Adam C. Solander and Brandon C. Ge, attorneys in the Health Care and Life Sciences practice, in the firm’s Washington, DC, office, authored an article in Law360 titled “The Cadillac Tax: What Hospitality Employers Need to Know." (Read the full version – subscription required.)
Following is an excerpt:
Although the Cadillac Tax is still more than two years away from taking effect, unionized hospitality employers need to consider the implications of the Cadillac Tax in negotiations for collectively bargained plans under contracts extending past Jan. 1, 2018. Ideally, employers should look to add a provision that allows them to make any necessary changes to the health plan to eliminate Cadillac Tax liability. However, this may face significant resistance and may not be feasible for many employers. An alternative that may be more amenable to unions is to include a reopener provision that would reopen contract talks on health benefits at some point before 2018.

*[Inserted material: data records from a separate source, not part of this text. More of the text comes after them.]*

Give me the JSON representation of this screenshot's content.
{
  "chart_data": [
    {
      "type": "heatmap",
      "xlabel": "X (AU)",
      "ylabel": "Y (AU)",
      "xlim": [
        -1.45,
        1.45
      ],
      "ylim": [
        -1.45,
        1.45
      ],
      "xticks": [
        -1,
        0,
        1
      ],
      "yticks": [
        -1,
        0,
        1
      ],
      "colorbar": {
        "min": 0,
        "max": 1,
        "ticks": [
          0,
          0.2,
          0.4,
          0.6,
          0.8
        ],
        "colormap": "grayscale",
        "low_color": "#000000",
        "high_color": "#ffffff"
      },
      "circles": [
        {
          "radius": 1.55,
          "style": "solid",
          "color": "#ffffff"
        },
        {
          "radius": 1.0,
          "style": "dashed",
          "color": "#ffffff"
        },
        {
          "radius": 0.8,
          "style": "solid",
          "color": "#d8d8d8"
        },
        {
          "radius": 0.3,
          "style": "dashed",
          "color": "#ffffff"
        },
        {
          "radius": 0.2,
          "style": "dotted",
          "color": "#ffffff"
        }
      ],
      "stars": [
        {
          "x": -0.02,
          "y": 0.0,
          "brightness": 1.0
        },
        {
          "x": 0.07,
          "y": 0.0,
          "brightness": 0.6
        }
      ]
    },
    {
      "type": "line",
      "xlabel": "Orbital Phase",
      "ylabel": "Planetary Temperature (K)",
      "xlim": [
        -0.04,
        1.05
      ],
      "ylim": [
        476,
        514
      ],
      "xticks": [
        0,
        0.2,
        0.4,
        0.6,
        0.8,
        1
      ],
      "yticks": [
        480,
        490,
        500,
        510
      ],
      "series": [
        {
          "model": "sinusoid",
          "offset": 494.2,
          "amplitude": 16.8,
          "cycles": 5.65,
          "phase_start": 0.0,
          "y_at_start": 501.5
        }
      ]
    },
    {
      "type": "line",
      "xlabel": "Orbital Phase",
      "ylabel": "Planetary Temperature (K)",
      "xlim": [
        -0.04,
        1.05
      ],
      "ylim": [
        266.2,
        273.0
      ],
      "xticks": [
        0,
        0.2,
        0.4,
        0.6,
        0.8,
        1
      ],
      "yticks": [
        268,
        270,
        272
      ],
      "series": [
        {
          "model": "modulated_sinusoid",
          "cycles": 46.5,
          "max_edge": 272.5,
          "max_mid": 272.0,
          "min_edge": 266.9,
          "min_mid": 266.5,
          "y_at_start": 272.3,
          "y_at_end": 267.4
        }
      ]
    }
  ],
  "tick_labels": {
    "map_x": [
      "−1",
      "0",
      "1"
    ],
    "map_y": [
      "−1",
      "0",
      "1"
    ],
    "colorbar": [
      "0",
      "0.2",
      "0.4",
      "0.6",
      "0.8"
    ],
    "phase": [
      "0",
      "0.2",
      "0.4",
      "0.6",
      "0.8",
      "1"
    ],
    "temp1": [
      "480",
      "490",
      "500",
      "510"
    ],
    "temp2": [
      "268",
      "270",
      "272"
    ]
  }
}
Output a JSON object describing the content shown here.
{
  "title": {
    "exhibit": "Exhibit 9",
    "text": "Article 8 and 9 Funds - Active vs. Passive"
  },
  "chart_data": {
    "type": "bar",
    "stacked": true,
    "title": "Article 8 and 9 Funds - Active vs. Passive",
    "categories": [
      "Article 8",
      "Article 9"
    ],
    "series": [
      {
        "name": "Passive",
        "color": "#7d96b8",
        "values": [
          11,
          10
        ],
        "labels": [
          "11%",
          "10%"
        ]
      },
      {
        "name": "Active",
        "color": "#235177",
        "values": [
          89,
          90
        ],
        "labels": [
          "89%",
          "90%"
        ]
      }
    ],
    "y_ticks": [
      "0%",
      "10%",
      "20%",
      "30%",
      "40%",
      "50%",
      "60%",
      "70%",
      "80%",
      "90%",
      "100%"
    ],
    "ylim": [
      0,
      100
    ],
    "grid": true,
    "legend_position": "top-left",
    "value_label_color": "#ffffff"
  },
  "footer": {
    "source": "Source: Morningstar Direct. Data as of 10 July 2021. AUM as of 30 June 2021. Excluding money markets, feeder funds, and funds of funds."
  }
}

In upcoming labor contract negotiations, many unionized employers will likely broach the idea of trimming health benefits. While unions will almost certainly oppose this, given the significant liability that some employers potentially face, resources that will need to be used to pay the tax are resources that could otherwise have been redirected to create a more generous overall economic package for employees. Employers and unions may reach a mutually beneficial arrangement by bolstering other benefits, such as stand-alone dental and vision coverage, which do not factor into the cost of coverage for purposes of the Cadillac Tax. In any event, employers exploring the curtailing of health benefits at contract negotiations will need to keep in mind the ACA’s 60-percent minimum value standard as a floor or otherwise face potential liability under the employer mandate. However, given the relative richness of most union health plans, this is not likely to be an issue.